Another coachee, Bill, had a long history of being abrupt, rude, and demanding. His behavior alienated his team and his peers and was very disrespectful.
One of our coaches had worked with Bill for several months to no avail. He was completely disengaged in every coaching session because he was convinced that his team was the problem. All coaching efforts were unsuccessful. Bill had a HUGE blind spot.
He was completely unaware of the impact he was having on the people around him. In addition, he felt his actions were justified because they were always the direct result of the actions of someone else. It finally came to a head when he was given six weeks to turn things around or risk being terminated.
As a final effort, Bill’s coach gave him a copy of Leadership and Self-Deception. Even getting Bill to read the book was an exercise in persuasion. His coach had to coax him to read just the first 25−50 pages. After the first week, he had only read 20 pages.
But, to the surprise of his coach, the next week, Bill had finished the book and said he really identified with the story and wished he had read it sooner.
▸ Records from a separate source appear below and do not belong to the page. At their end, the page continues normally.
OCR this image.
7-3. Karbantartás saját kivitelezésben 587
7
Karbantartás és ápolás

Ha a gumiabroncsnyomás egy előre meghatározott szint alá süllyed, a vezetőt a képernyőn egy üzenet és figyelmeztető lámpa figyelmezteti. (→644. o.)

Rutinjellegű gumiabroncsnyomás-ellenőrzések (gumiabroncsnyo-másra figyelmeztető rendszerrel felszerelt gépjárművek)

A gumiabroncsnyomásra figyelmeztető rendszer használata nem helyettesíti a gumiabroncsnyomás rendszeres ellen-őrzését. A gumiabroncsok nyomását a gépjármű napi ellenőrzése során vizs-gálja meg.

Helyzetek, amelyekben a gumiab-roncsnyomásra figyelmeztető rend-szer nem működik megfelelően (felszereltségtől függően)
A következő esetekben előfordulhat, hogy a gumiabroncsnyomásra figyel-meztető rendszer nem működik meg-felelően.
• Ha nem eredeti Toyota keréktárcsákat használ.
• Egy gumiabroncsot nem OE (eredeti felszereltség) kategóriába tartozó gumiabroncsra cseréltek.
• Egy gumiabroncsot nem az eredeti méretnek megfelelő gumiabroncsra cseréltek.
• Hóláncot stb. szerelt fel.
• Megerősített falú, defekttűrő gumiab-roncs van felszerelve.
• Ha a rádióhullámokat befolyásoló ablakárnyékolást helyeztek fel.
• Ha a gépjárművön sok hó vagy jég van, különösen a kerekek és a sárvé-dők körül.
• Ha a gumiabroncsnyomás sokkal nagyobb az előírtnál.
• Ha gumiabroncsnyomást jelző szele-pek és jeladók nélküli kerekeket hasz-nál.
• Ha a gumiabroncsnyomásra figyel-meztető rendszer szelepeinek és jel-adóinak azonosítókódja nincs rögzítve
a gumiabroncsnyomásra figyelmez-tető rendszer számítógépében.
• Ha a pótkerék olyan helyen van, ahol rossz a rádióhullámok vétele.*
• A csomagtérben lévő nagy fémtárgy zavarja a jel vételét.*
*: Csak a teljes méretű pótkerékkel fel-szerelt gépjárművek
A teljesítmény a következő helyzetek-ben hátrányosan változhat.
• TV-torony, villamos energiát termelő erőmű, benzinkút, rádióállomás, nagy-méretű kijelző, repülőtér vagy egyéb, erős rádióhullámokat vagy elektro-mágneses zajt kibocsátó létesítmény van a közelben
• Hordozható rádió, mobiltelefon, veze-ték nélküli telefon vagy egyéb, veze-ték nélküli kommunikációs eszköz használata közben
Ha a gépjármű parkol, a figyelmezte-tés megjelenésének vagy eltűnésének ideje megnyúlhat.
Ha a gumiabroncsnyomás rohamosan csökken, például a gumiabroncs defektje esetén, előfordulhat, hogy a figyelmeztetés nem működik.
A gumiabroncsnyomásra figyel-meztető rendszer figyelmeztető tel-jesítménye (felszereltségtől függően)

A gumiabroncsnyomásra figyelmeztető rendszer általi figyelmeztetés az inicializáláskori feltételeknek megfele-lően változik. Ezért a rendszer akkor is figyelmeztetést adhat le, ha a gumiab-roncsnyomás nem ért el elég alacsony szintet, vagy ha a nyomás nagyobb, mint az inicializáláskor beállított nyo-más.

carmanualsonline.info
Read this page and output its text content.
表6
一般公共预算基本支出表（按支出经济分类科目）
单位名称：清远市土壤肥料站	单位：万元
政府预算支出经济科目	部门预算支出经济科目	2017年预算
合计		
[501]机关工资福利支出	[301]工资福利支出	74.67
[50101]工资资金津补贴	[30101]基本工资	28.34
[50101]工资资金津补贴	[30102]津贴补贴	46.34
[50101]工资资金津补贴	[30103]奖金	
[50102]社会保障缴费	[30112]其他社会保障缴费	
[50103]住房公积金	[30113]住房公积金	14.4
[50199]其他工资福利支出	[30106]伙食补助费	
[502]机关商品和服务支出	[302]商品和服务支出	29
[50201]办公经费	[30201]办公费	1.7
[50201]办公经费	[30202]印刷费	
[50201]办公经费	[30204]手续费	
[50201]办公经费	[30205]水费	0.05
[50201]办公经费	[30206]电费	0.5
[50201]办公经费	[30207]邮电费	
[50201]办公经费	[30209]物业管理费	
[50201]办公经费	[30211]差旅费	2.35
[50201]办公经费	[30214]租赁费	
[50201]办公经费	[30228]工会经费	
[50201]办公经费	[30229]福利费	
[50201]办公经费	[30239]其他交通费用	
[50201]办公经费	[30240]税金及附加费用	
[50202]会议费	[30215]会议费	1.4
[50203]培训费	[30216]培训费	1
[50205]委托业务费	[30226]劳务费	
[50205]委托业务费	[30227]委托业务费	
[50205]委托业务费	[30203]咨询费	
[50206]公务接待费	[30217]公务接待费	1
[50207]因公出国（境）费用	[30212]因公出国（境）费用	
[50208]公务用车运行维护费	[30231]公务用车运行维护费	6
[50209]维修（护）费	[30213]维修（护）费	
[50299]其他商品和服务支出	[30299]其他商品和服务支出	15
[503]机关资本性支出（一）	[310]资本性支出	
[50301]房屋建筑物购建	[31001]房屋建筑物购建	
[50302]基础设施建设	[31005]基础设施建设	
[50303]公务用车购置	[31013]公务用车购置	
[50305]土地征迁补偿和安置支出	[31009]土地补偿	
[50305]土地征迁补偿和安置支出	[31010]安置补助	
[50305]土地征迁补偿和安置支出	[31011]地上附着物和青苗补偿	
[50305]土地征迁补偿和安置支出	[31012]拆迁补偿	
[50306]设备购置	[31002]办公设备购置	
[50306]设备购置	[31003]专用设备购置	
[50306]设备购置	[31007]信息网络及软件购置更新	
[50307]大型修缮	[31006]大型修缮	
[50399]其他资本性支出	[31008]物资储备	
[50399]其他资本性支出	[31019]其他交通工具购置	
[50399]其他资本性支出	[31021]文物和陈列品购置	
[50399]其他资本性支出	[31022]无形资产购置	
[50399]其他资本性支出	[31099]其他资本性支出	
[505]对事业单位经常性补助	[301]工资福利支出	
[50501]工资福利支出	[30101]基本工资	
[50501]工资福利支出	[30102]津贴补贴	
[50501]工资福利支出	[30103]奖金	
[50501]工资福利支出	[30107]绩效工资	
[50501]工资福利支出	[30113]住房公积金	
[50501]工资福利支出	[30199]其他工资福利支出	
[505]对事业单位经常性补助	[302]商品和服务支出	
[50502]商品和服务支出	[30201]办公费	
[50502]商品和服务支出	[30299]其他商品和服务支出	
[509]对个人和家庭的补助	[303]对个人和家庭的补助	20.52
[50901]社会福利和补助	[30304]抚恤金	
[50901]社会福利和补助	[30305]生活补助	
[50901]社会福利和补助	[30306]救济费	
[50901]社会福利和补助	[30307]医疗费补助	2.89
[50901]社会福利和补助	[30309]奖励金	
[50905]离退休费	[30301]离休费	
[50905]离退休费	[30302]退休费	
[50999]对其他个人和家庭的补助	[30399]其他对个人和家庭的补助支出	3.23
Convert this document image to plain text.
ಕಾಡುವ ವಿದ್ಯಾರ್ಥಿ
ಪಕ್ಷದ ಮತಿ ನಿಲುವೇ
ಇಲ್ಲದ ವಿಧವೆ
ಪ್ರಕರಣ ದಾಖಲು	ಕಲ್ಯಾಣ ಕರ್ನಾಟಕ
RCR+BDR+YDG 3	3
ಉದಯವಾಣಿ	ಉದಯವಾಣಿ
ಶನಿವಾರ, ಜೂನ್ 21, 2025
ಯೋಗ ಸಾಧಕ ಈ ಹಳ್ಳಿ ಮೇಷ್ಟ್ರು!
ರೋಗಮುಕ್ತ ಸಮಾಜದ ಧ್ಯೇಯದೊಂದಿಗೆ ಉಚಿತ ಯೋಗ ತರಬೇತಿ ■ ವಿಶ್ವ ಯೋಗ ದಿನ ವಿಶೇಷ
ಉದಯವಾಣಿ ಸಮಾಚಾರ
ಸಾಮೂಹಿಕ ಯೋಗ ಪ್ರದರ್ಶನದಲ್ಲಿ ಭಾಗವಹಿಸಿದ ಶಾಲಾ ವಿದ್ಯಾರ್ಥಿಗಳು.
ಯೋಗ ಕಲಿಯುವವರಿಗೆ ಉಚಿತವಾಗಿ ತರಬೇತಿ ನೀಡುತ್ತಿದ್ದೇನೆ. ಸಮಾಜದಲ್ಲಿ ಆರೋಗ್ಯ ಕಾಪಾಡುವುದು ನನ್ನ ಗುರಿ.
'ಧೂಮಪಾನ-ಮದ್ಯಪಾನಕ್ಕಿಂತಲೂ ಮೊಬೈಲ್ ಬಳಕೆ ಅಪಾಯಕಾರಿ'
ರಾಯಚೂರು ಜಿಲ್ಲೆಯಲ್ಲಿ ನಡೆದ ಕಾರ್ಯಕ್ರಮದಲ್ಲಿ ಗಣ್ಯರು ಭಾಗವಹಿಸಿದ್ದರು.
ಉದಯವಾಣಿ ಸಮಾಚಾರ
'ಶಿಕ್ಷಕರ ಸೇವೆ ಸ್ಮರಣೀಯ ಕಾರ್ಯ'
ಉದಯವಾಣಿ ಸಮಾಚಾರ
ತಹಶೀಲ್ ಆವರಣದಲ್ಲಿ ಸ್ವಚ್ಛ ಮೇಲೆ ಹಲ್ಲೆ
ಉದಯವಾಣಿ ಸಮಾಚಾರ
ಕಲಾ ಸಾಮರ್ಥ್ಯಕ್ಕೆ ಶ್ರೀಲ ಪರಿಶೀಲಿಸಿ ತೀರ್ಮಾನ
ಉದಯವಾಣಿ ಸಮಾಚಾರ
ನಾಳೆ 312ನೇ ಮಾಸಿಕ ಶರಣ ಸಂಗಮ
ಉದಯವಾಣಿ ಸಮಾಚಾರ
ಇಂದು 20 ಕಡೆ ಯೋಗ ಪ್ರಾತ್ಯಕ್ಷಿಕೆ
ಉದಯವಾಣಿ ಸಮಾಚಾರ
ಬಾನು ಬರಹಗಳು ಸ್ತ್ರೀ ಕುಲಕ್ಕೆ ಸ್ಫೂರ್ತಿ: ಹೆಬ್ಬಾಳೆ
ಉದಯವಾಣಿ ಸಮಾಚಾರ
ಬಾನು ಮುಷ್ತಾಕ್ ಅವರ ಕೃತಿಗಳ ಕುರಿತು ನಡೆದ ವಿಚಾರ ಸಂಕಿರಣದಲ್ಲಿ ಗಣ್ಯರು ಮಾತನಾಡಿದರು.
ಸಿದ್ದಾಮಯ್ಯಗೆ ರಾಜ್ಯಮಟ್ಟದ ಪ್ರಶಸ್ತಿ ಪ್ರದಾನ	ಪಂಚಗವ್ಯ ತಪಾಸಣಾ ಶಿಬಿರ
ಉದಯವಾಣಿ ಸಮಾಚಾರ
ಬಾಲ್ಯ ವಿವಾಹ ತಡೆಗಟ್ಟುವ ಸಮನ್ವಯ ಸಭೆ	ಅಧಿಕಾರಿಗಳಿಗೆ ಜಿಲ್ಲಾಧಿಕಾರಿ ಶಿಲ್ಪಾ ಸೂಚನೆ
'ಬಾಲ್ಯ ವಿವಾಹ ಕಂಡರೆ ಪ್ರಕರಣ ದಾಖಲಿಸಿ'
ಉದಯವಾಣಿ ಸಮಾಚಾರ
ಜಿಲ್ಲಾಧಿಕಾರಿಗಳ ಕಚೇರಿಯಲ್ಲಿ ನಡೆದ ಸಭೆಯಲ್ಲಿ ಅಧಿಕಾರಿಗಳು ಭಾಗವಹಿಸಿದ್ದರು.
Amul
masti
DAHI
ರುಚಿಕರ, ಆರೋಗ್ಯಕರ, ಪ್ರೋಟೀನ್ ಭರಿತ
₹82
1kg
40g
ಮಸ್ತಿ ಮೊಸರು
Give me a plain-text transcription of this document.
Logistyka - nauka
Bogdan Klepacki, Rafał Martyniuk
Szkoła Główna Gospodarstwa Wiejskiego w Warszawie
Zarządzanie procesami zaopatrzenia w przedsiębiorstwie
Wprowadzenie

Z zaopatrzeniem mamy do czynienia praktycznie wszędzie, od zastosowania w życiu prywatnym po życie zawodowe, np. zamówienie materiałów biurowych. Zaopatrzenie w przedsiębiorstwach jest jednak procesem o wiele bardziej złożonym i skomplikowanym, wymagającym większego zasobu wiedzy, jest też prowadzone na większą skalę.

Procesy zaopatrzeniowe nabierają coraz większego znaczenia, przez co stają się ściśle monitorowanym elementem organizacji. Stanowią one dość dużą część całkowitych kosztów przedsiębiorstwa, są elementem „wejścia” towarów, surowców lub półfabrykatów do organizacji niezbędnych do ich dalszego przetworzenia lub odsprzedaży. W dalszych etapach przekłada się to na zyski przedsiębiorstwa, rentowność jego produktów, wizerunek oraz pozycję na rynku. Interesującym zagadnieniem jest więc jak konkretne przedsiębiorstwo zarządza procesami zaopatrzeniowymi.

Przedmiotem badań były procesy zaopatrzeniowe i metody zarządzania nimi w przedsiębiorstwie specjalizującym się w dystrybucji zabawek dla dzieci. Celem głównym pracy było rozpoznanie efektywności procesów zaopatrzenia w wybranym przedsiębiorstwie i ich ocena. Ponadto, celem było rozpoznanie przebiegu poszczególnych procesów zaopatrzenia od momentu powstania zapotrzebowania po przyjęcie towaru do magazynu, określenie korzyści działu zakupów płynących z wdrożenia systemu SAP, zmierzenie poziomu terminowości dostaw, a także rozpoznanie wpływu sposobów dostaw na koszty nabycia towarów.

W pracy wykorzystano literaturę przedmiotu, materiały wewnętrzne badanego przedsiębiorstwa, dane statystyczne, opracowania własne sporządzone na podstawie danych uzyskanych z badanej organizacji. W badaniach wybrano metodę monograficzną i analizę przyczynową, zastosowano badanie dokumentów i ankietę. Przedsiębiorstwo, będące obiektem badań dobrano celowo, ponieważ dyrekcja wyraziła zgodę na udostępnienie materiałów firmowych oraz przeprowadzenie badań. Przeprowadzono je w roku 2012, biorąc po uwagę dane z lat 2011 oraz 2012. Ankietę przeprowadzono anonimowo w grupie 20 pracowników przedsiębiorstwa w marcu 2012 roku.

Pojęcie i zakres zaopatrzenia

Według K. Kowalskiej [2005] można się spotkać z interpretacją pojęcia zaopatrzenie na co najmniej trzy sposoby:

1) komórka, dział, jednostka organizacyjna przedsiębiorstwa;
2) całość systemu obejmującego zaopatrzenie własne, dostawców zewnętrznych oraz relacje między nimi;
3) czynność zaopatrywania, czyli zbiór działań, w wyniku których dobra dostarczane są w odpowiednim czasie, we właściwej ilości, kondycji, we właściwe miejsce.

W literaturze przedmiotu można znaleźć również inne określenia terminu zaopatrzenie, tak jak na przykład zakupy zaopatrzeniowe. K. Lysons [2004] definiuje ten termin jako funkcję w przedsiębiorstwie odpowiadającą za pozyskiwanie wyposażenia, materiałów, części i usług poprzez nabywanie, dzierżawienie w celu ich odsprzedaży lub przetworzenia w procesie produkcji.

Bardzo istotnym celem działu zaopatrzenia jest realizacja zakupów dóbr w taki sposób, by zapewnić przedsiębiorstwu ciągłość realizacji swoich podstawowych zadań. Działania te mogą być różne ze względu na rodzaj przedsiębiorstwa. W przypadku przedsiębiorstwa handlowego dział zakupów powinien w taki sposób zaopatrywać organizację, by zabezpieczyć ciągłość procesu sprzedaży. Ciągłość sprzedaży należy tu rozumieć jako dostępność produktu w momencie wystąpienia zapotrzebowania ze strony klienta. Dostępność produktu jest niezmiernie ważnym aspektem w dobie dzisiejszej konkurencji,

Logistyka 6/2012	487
Bill’s subsequent change was dramatic. Bill met with his team and apologized for his behavior.
He asked for their support in helping him to recognize when he acts in an offensive way and assured them of his desire to change. The effect Leadership and Self-Deception had on Bill was astounding. While he still struggles to communicate appropriately and is working with his coach on making those changes, Bill’s position with the company was preserved.
Your situation may not be as critical and your position may not be in jeopardy. However, we all indulge in behaviors that may put us “in the box” and keep us from being better.
If you feel stuck and want to learn how you can recognize your blind spots and step “out of the box” to better your relationships and increase your performance, we highly recommend that you pick up a copy of Leadership and Self-Deception today.